Paulo Núncio, presidente del gruppo parlamentare CDS che ha promosso l’omaggio in Parlamento, ritiene che sia stata “una giornata cruciale che ha consolidato la democrazia pluralista ed evitato il totalitarismo e la deriva radicale”. André Ventura, il leader di Chega che attacca spesso “il regime di aprile”, elogia la giornata che ha instaurato la “vera democrazia” in Portogallo. Anche il Partito Socialdemocratico, la forza principale dell’esecutivo conservatore di Luís Montenegro, ha approvato il formato del protocollo. Nel 1975 questa formazione (allora sotto altro nome) supportò anche le operazioni del Gruppo di nove.

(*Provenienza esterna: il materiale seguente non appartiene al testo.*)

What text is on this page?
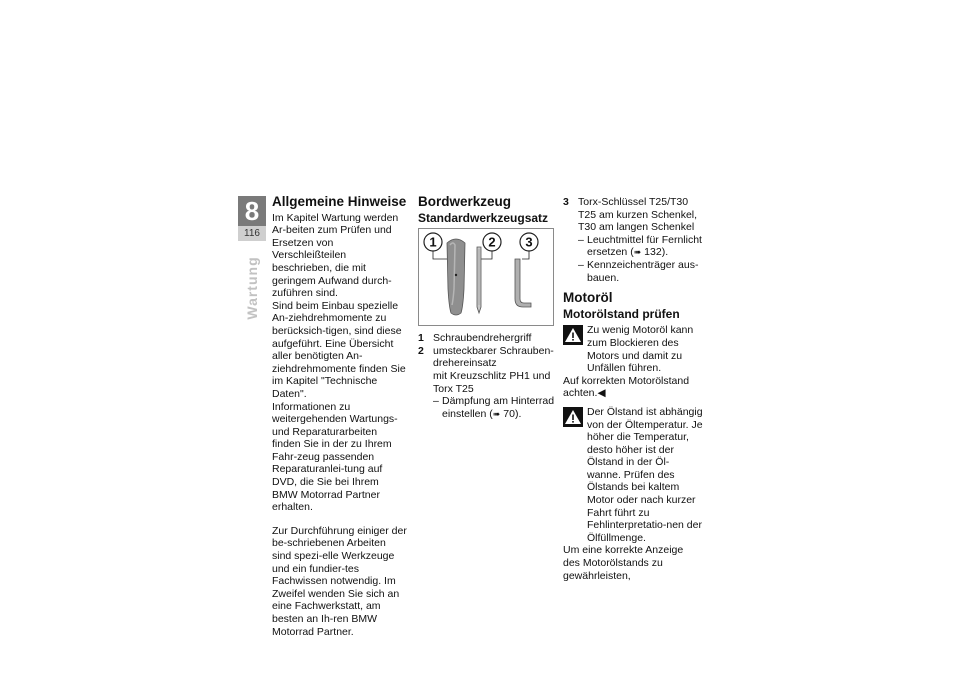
8
116
Wartung
Allgemeine Hinweise

Im Kapitel Wartung werden Ar-beiten zum Prüfen und Ersetzen von Verschleißteilen beschrieben, die mit geringem Aufwand durch-zuführen sind.

Sind beim Einbau spezielle An-ziehdrehmomente zu berücksich-tigen, sind diese aufgeführt. Eine Übersicht aller benötigten An-ziehdrehmomente finden Sie im Kapitel "Technische Daten".

Informationen zu weitergehenden Wartungs- und Reparaturarbeiten finden Sie in der zu Ihrem Fahr-zeug passenden Reparaturanlei-tung auf DVD, die Sie bei Ihrem BMW Motorrad Partner erhalten.

Zur Durchführung einiger der be-schriebenen Arbeiten sind spezi-elle Werkzeuge und ein fundier-tes Fachwissen notwendig. Im Zweifel wenden Sie sich an eine Fachwerkstatt, am besten an Ih-ren BMW Motorrad Partner.

Bordwerkzeug
Standardwerkzeugsatz
1	2 3
1 Schraubendrehergriff
2 umsteckbarer Schrauben-drehereinsatz
mit Kreuzschlitz PH1 und Torx T25
– Dämpfung am Hinterrad einstellen (➠ 70).
3 Torx-Schlüssel T25/T30
T25 am kurzen Schenkel, T30 am langen Schenkel
– Leuchtmittel für Fernlicht ersetzen (➠ 132).
– Kennzeichenträger aus-bauen.
Motoröl
Motorölstand prüfen

Zu wenig Motoröl kann zum Blockieren des Motors und damit zu Unfällen führen.

Auf korrekten Motorölstand achten.◀

Der Ölstand ist abhängig von der Öltemperatur. Je höher die Temperatur, desto höher ist der Ölstand in der Öl-wanne. Prüfen des Ölstands bei kaltem Motor oder nach kurzer Fahrt führt zu Fehlinterpretatio-nen der Ölfüllmenge.

Um eine korrekte Anzeige des Motorölstands zu gewährleisten,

Tutti i gruppi di sinistra, compreso il Partito socialista, hanno preso posizione contro lo svolgimento di una cerimonia con onori simili a quelli dedicati al giorno in cui la libertà arrivò nel paese nel 1974.
“Alcuni partiti di destra vogliono dimostrare che il 25 novembre è stata sconfitta solo la sinistra più radicale, e così è stato, ma è stata sconfitta anche l’estrema destra che ha tentato di porre fine al 25 aprile e ha fallito”, dice Lourenço. Entrambi i Gruppo di nove come il leader socialista dell’epoca, Mário Soares, rifiutò di mettere fuori legge il PCP, come richiesto dalla destra radicale, che lo accusava di aver incoraggiato un colpo di stato, sempre negato dal suo leader, Álvaro Cunhal.
“Stanno facendo un esercizio di revisionismo storico presentando il 25 novembre come un colpo di stato dell’estrema sinistra. Il 25 novembre è stato soprattutto un processo di ricomposizione tra i militari”, difende Irene Flunser Pimentel, specialista in storia contemporanea, che ricorda la tensione generalizzata che si viveva allora nella società portoghese. “Personalmente evoco ogni anno il 25 novembre dalla prospettiva della vittoria del Movimento delle Forze Armate che ha garantito l’applicazione del programma che ha permesso l’approvazione della Costituzione, ma non è una data da commemorare”, conclude Lourenço.